Pour soumettre à ma loi l’instrument invincible,
J’appelle avec mystère un démon invisible :
Génie aux yeux mourants, esprit de volupté
Que l’abîme adorait sous le nom d’Astarté.
« A cette sombre harpe enchaîne-toi, lui dis-je ;
« Transforme, en l’habitant, le sinistre prodige ;
« Viens… » Et déjà trois fois les cordes ont gémi ;
La harpe avec terreur s’ouvre à son ennemi,
Prend son souffle, et déjà prête à chanter ma gloire,
Sent son captif vainqueur régner sur son ivoire.

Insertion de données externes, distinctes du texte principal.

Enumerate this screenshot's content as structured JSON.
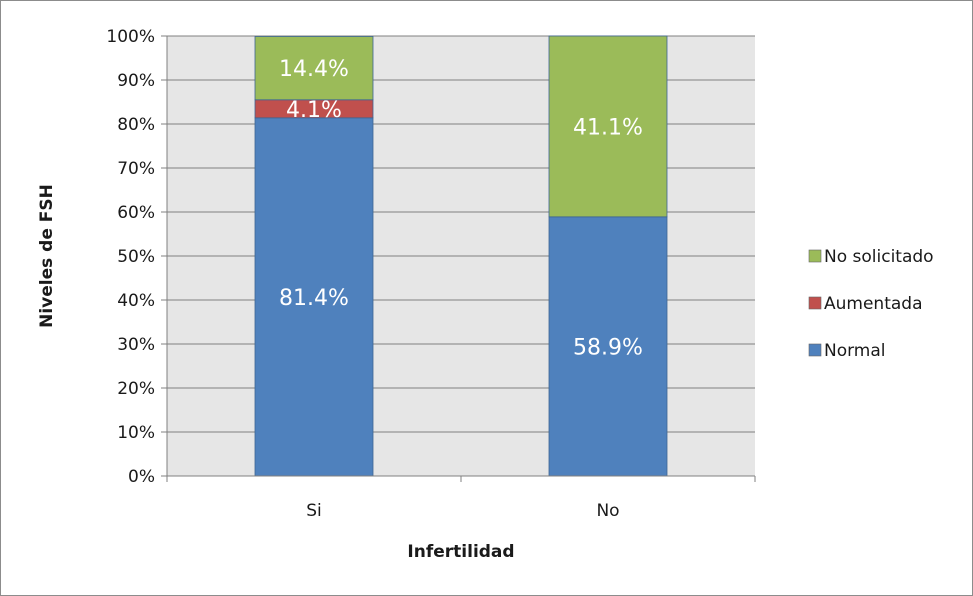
{
  "chart_data": {
    "type": "bar",
    "stacked": true,
    "percent_stacked": true,
    "categories": [
      "Si",
      "No"
    ],
    "series": [
      {
        "name": "Normal",
        "values": [
          81.4,
          58.9
        ],
        "labels": [
          "81.4%",
          "58.9%"
        ],
        "color": "#4f81bd"
      },
      {
        "name": "Aumentada",
        "values": [
          4.1,
          0
        ],
        "labels": [
          "4.1%",
          ""
        ],
        "color": "#c0504d"
      },
      {
        "name": "No solicitado",
        "values": [
          14.4,
          41.1
        ],
        "labels": [
          "14.4%",
          "41.1%"
        ],
        "color": "#9bbb59"
      }
    ],
    "xlabel": "Infertilidad",
    "ylabel": "Niveles de FSH",
    "ylim": [
      0,
      100
    ],
    "yticks": [
      "0%",
      "10%",
      "20%",
      "30%",
      "40%",
      "50%",
      "60%",
      "70%",
      "80%",
      "90%",
      "100%"
    ],
    "grid": true,
    "legend_position": "right",
    "legend_order": [
      "No solicitado",
      "Aumentada",
      "Normal"
    ],
    "plot_background": "#e6e6e6"
  }
}
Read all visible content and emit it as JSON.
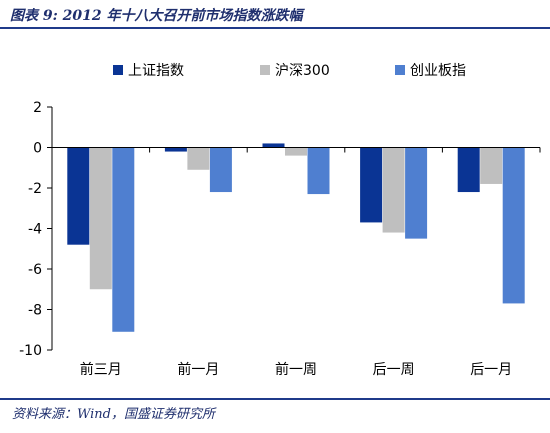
{
  "header": {
    "title": "图表 9:  2012 年十八大召开前市场指数涨跌幅"
  },
  "footer": {
    "source": "资料来源：Wind，国盛证券研究所"
  },
  "colors": {
    "rule": "#1f3a8a"
  },
  "chart_data": {
    "type": "bar",
    "title": "",
    "xlabel": "",
    "ylabel": "",
    "categories": [
      "前三月",
      "前一月",
      "前一周",
      "后一周",
      "后一月"
    ],
    "series": [
      {
        "name": "上证指数",
        "color": "#0a3494",
        "values": [
          -4.8,
          -0.2,
          0.2,
          -3.7,
          -2.2
        ]
      },
      {
        "name": "沪深300",
        "color": "#bfbfbf",
        "values": [
          -7.0,
          -1.1,
          -0.4,
          -4.2,
          -1.8
        ]
      },
      {
        "name": "创业板指",
        "color": "#4f7fd0",
        "values": [
          -9.1,
          -2.2,
          -2.3,
          -4.5,
          -7.7
        ]
      }
    ],
    "ylim": [
      -10,
      2
    ],
    "yticks": [
      2,
      0,
      -2,
      -4,
      -6,
      -8,
      -10
    ],
    "grid": false,
    "legend_position": "top"
  }
}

Combien j’ai tressailli quand, pour l’hymne du soir,
Sous l’arbre des concerts Sémida vient s’asseoir ;
Prie avant de chanter, et pâle, inconsolée,
Contemplant cette harpe en secret violée,
Ignorant quel démon vit dans ses fibres d’or,
L’approche de son cœur, sans l’éveiller encor.
« Avant que Jésus-Christ nous léguât son génie,
« Les eaux étaient bornés et la terre infinie ;
« Toujours quelque géant luttait contre les Dieux.
« L’homme, déshonorant son berceau radieux,
« S’endormait dans sa chair sans espoir et sans flamme,
« Comme en son lit fangeux s’endort l’hippopotame ;
« Et de rêves impurs peuplait son lourd sommeil,
« A faire reculer les coursiers du soleil !
« Mais un doux messager nous porta la prière.